Seriously.......what do you have to do to get arrested in Vegas???
The panties match.
I'll be right there.
oh no, im for sure still drunk. i wana eat evrything in the fancy feast commercial... everything
I vaguely remember walking down the highstreet with a plate of K offering lines to passers buy. I sold a line to a taxi driver.
I just brought the toaster out onto the porch to light a cigarette, don't talk to me about being desperate.
He thought he was drowning because he was drinking water and intentionally holding his breath. Dear god what did you get me in to.
Oh and now he's calling me Brohammed Ali.
I'm laying in the fetal position on the floor of my kitchen eating potato salad with my fingers. Please come over with some real food and keep me company.
Just saw a woman trying to order Mcdonalds at a trash can. God bless America.
Are there any plans to where i might need to be dressed semi-nicely or is it a "pants optional" weekend?

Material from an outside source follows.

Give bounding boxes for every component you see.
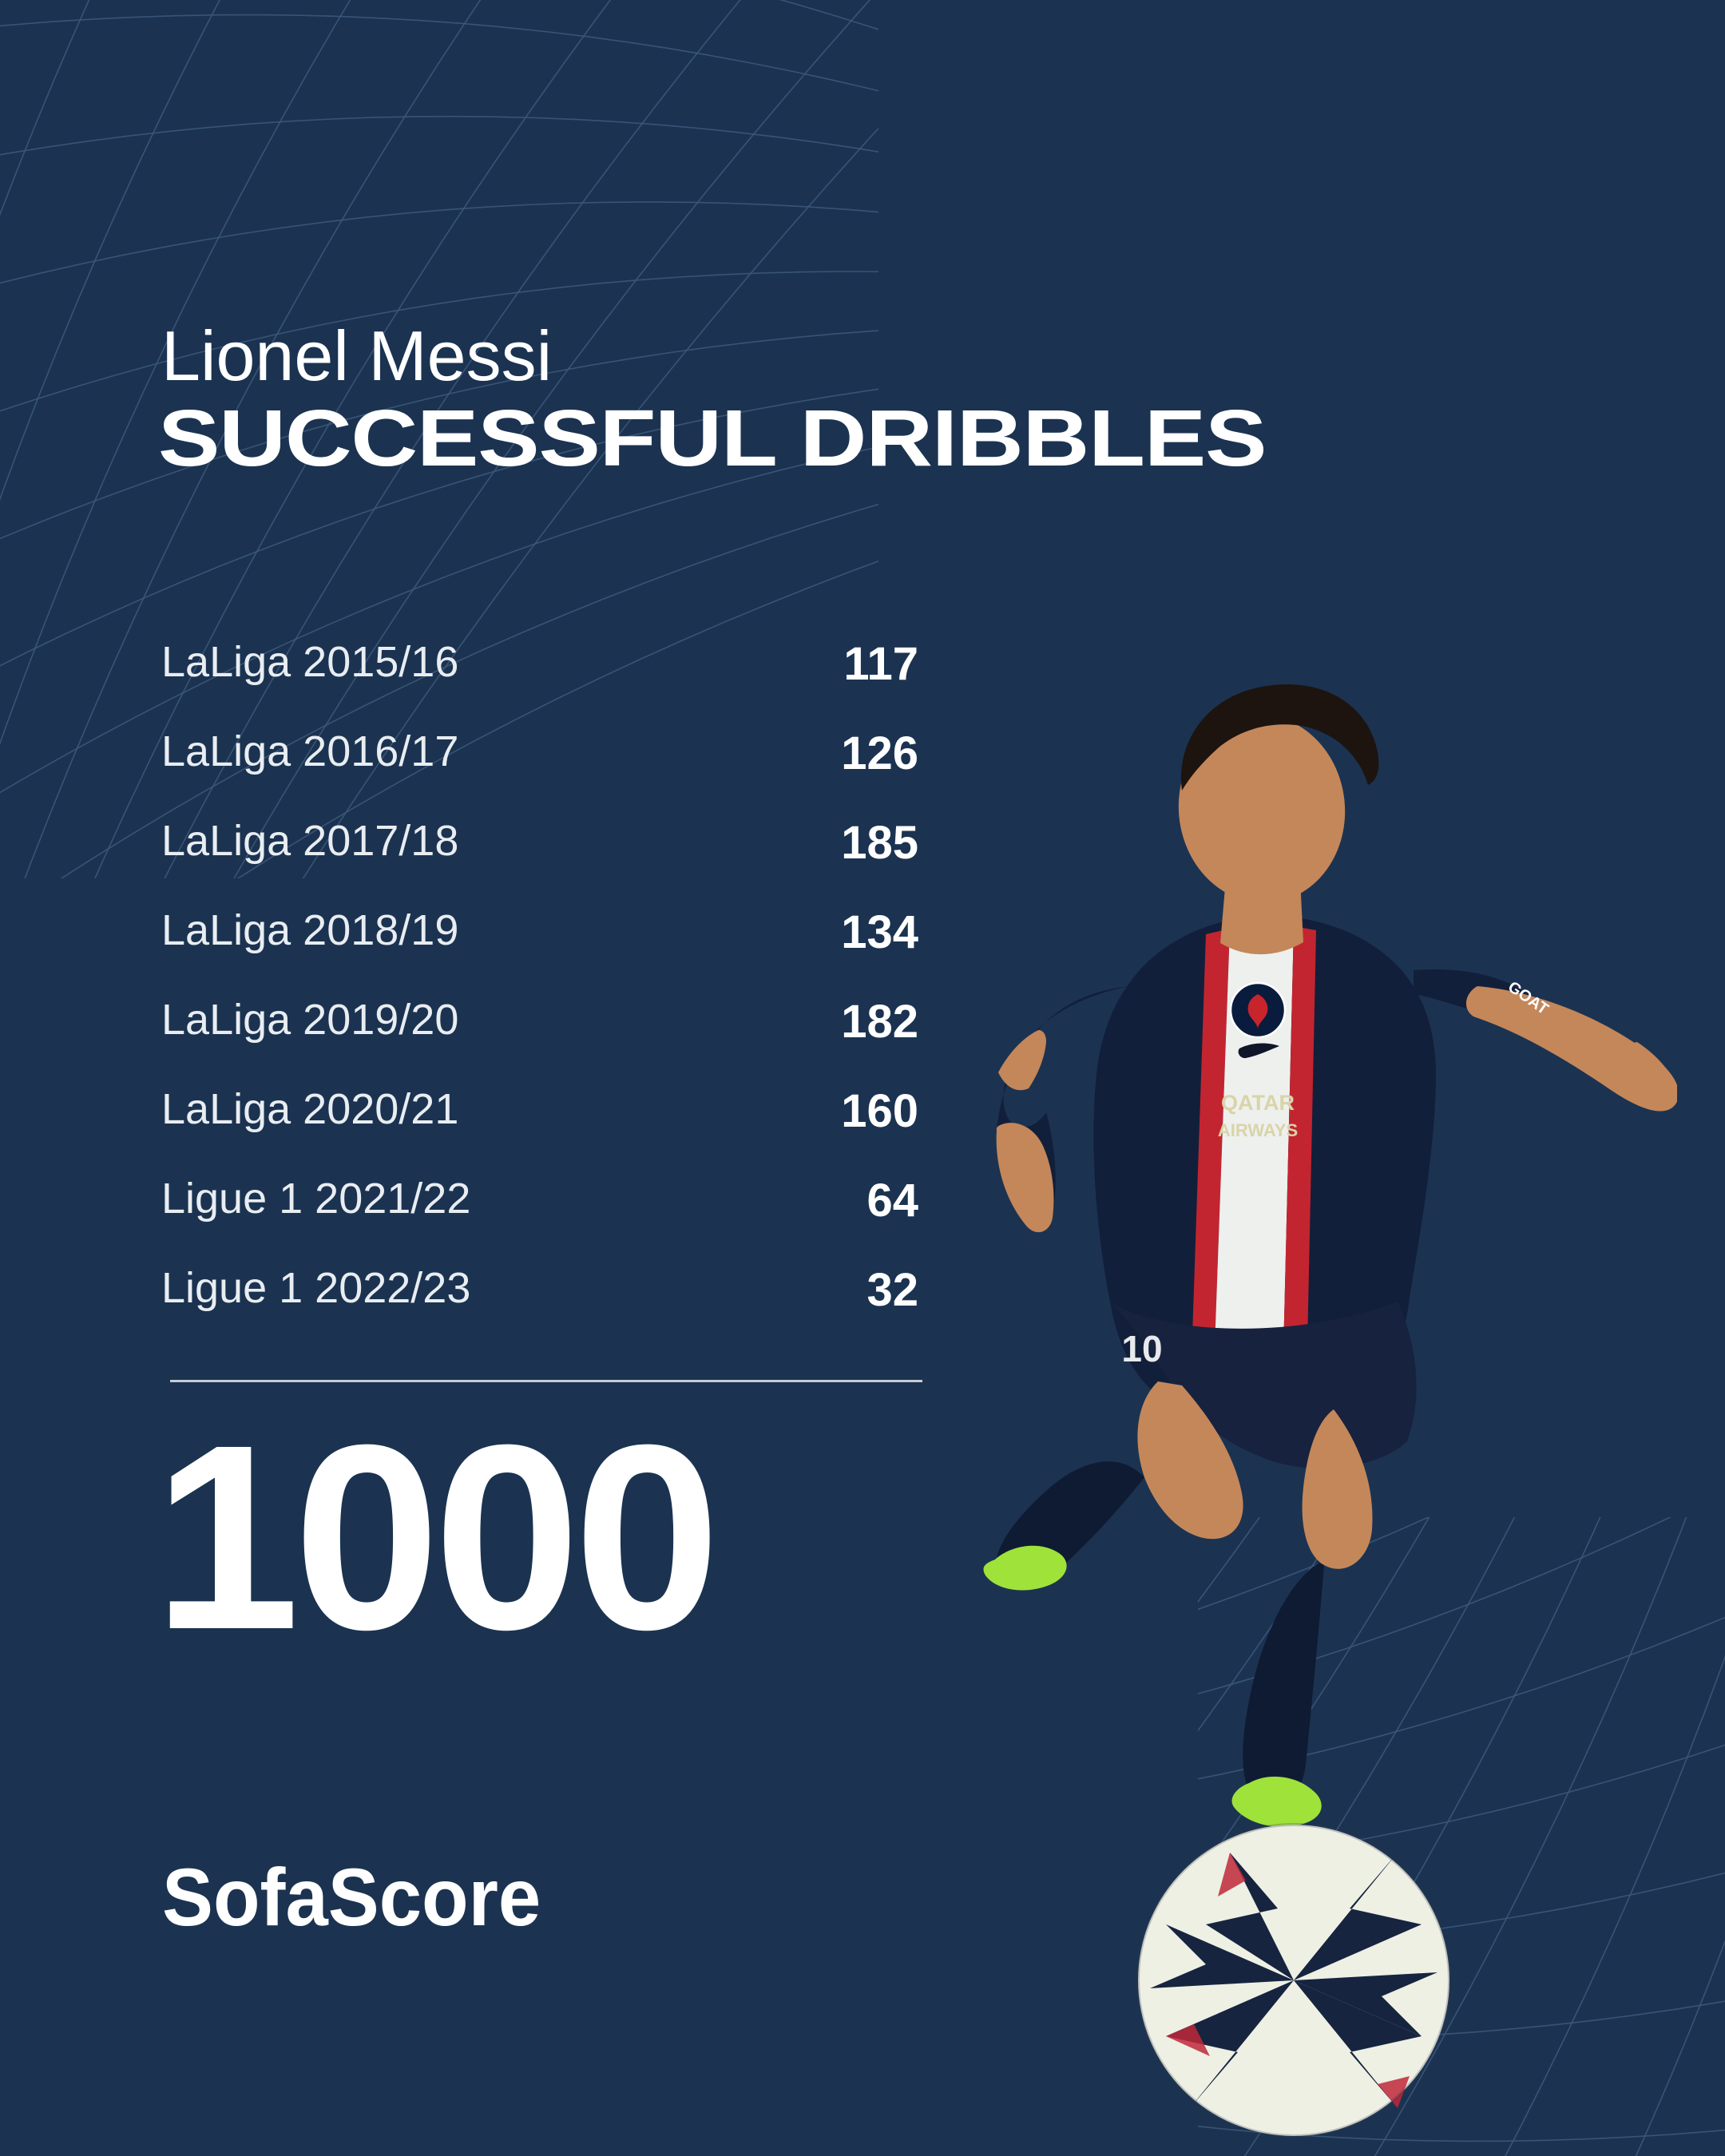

Last year you twerked on my Christmas tree and threw up all over the bathroom...in front of my parents. We should probably keep power hour to ONLY an hour this year
Started out playing table tennis then ended up fucking him on the table. Happy cinco de mayo
Funny you say that, I just sold my stripper pole to my mom tonight...
Come home, I'm drunk on the porch and pretending to smoke breadsticks like cigarettes. Enticing, right?
Did I tell you I drunk fucked my one roommate last week
Uh no
IT WAS A FUCKING ELEPHANT I SWESR!!!!!
Nathan, I haven't spoken to you in 12 years and it's 6am. Kindly fuck off.